Background The Metabolic Syndrome (MetS) is a disorder of energy utilisation and storage, associated with an increased risk of cardiovascular (CV) disease. MetS may contribute to the increased CV disease in SLE, but the prevalence, cause, and impact of MetS in SLE is poorly understood, as are the effects of glucocorticoid (GC) exposure.
Objectives To characterise the prevalence of the features of MetS in a well-characterised cohort of SLE patients, and determine the effect of GC use on these parameters.
Methods SLE patients studied as part of a single centre prospective longitudinal cohort. Disease activity (SLEDAI-2K), treatment and laboratory details were recorded at each visit. Other investigation results were collected from institution databases. MetS defined as ≥3 criteria1: BMI >30kg/m2; triglycerides>1.7mmol/L; HDL-cholesterol <1.3mmol/L; blood pressure >130/85mmHg or treatment for hypertension; fasting glucose >5.6mmol/L or treatment for hyperglycaemia. Continuous variables were described as median (IQR), and compared using Kruskal-Wallis tests. Categorical variables were described as frequency and compared using Chi-squared tests.
Results289 patients were included (87% female; 51% Caucasian, 29% Asian), and median age at enrolment of 37.7y. Median follow-up was 3.43y (med 15 visits). Time adjusted-mean SLEDAI (AMS) over the study period was 3.67. 81% (211) patients received GC (time-adjusted mean 4.25mg prednisolone/d) and AMS was significantly higher in GC-exposed patients (4.19 vs 1.97 [EM1], p<0.01). MetS criteria were met by 49 (17%) of patients (Table 1). Hypertriglyceridaemia and hypertension were significantly more frequent in GC-treated patients, but the prevalence of obesity and other MetS domains, or MetS overall, were not. There were significantly more patients with MetS score =0 in the GC-exposed subset (43/78 vs 76/211 p<0.01).
The prevalence of obesity of 17% is lower than in the general population. There was no significant change in BMI across the period of observation and surprisingly, no association between GC exposure and change in BMI.
Conclusions The prevalence of MetS in SLE was lower than previously reported in other, smaller, lupus cohorts 2,3. This study suggests GC exposure was associated with hypertriglyceridaemia and hypertension in SLE. Potential negative effects of active disease on MetS domains require further investigation.
Alberti KGMM, Eckel RH, Grundy SM, et al. Harmonizing the metabolic syndrome: a joint interim statement of the International Diabetes Federation Task Force on Epidemiology and Prevention; National Heart, Lung, and Blood; AHA; WHF; International Atherosclerosis Society; International Association for the Study of Obesity.

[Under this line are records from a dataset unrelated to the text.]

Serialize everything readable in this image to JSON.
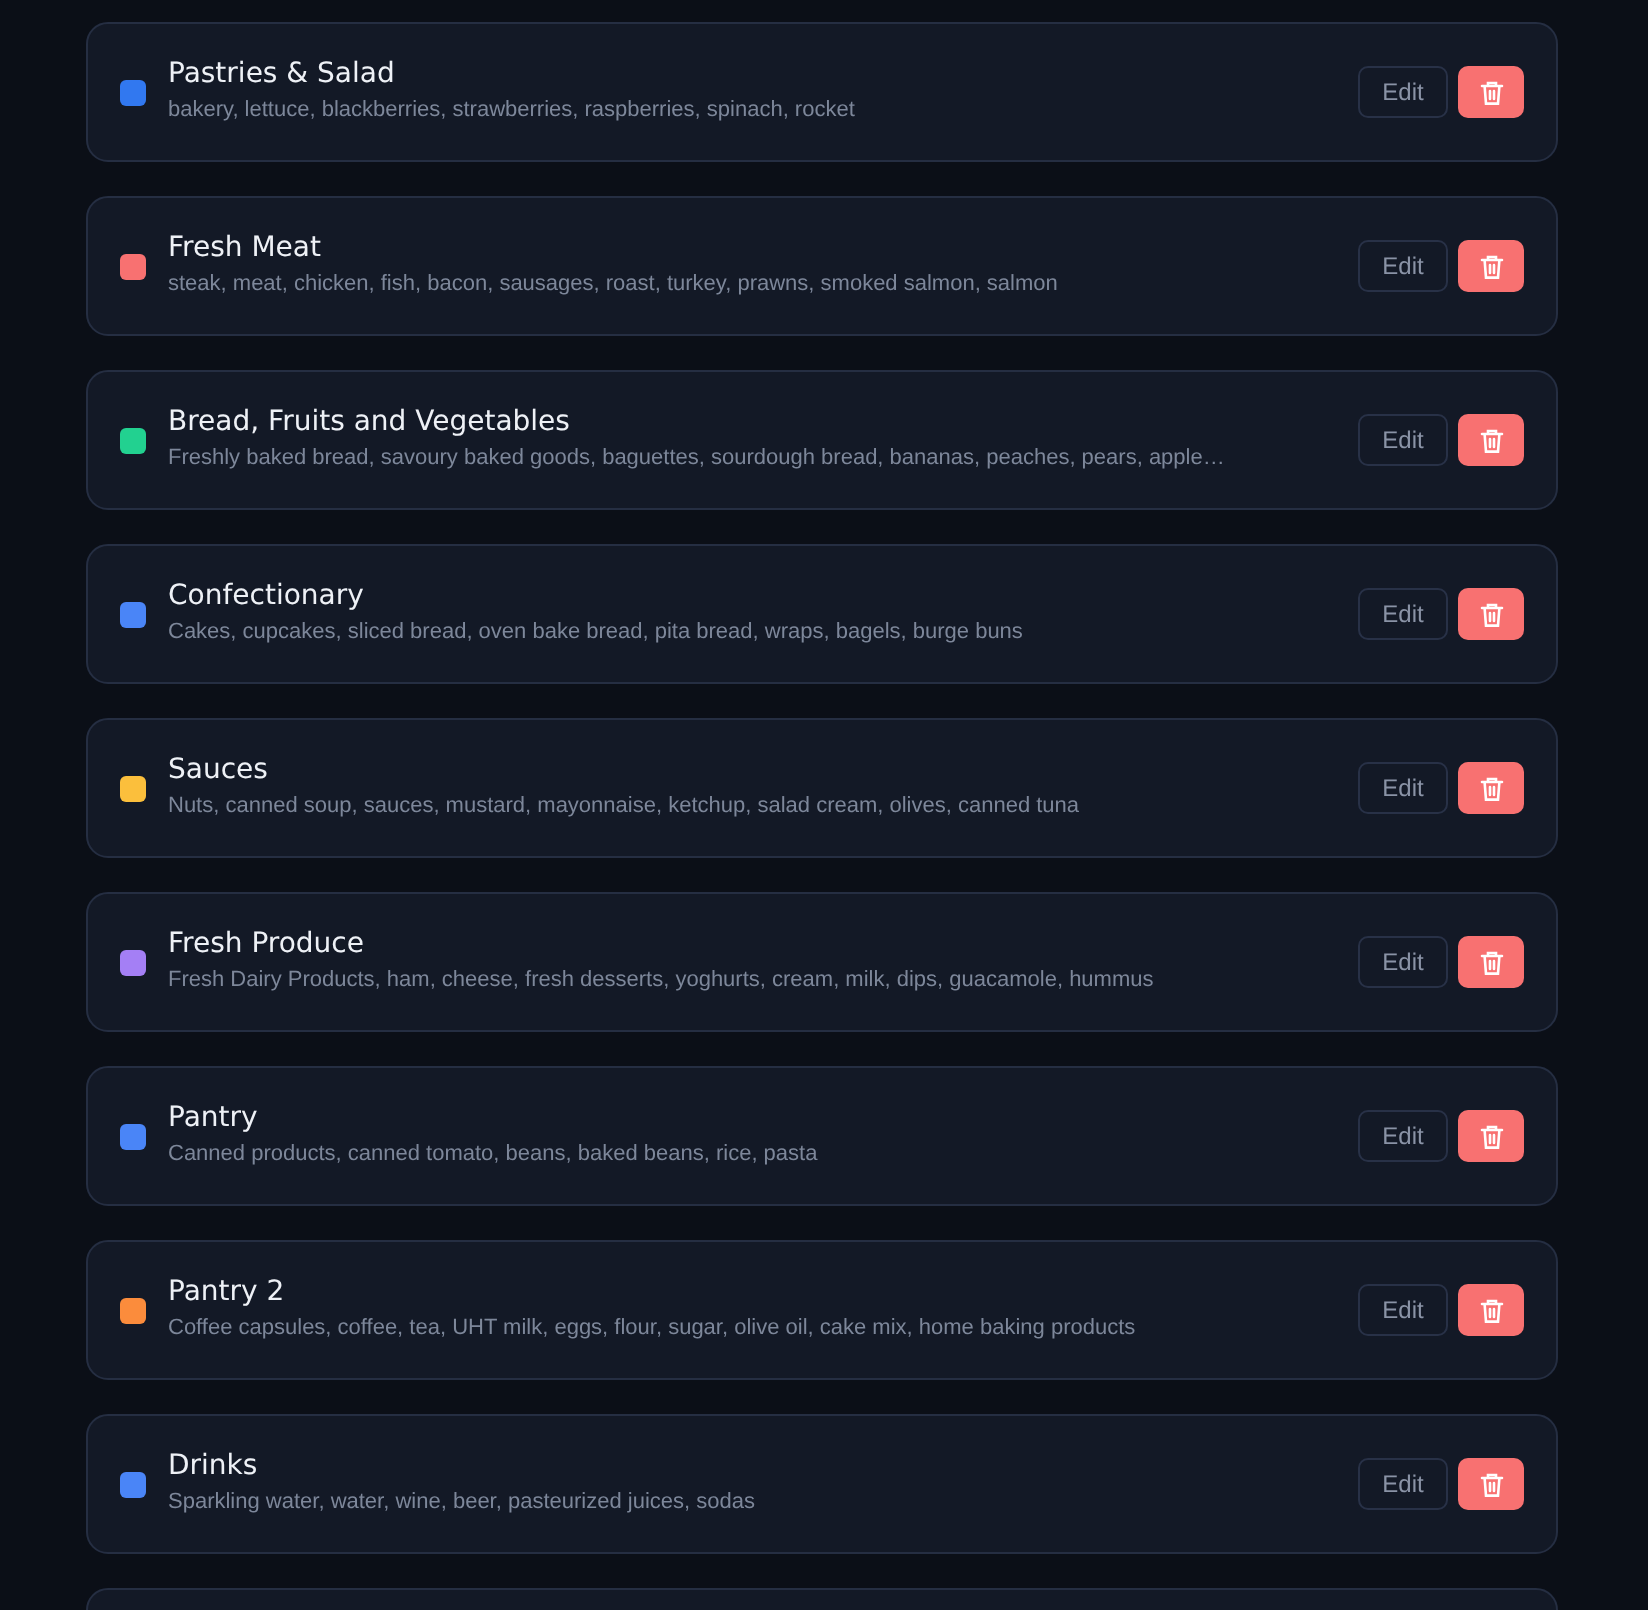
{
  "categories": [
    {
      "name": "Pastries & Salad",
      "items": "bakery, lettuce, blackberries, strawberries, raspberries, spinach, rocket",
      "color": "#3178f0",
      "edit": "Edit"
    },
    {
      "name": "Fresh Meat",
      "items": "steak, meat, chicken, fish, bacon, sausages, roast, turkey, prawns, smoked salmon, salmon",
      "color": "#f87171",
      "edit": "Edit"
    },
    {
      "name": "Bread, Fruits and Vegetables",
      "items": "Freshly baked bread, savoury baked goods, baguettes, sourdough bread, bananas, peaches, pears, apple…",
      "color": "#22d190",
      "edit": "Edit"
    },
    {
      "name": "Confectionary",
      "items": "Cakes, cupcakes, sliced bread, oven bake bread, pita bread, wraps, bagels, burge buns",
      "color": "#4a85f7",
      "edit": "Edit"
    },
    {
      "name": "Sauces",
      "items": "Nuts, canned soup, sauces, mustard, mayonnaise, ketchup, salad cream, olives, canned tuna",
      "color": "#fbbf3c",
      "edit": "Edit"
    },
    {
      "name": "Fresh Produce",
      "items": "Fresh Dairy Products, ham, cheese, fresh desserts, yoghurts, cream, milk, dips, guacamole, hummus",
      "color": "#a47ff5",
      "edit": "Edit"
    },
    {
      "name": "Pantry",
      "items": "Canned products, canned tomato, beans, baked beans, rice, pasta",
      "color": "#4a85f7",
      "edit": "Edit"
    },
    {
      "name": "Pantry 2",
      "items": "Coffee capsules, coffee, tea, UHT milk, eggs, flour, sugar, olive oil, cake mix, home baking products",
      "color": "#fb8c3c",
      "edit": "Edit"
    },
    {
      "name": "Drinks",
      "items": "Sparkling water, water, wine, beer, pasteurized juices, sodas",
      "color": "#4a85f7",
      "edit": "Edit"
    }
  ]
}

Circ 2009;120(16):1640–45.
Parker B, Ahmad Y, Shelmerdine J, et al. An analysis of the metabolic syndrome phenotype in systemic lupus erythematosus. Lupus 2011;20(14):1459–65.
Chung CP, Avalos I, Oeser A, et al. High prevalence of the metabolic syndrome in patients with systemic lupus erythematosus: association with disease characteristics and cardiovascular risk factors. ARD 2007;66(2):208–14.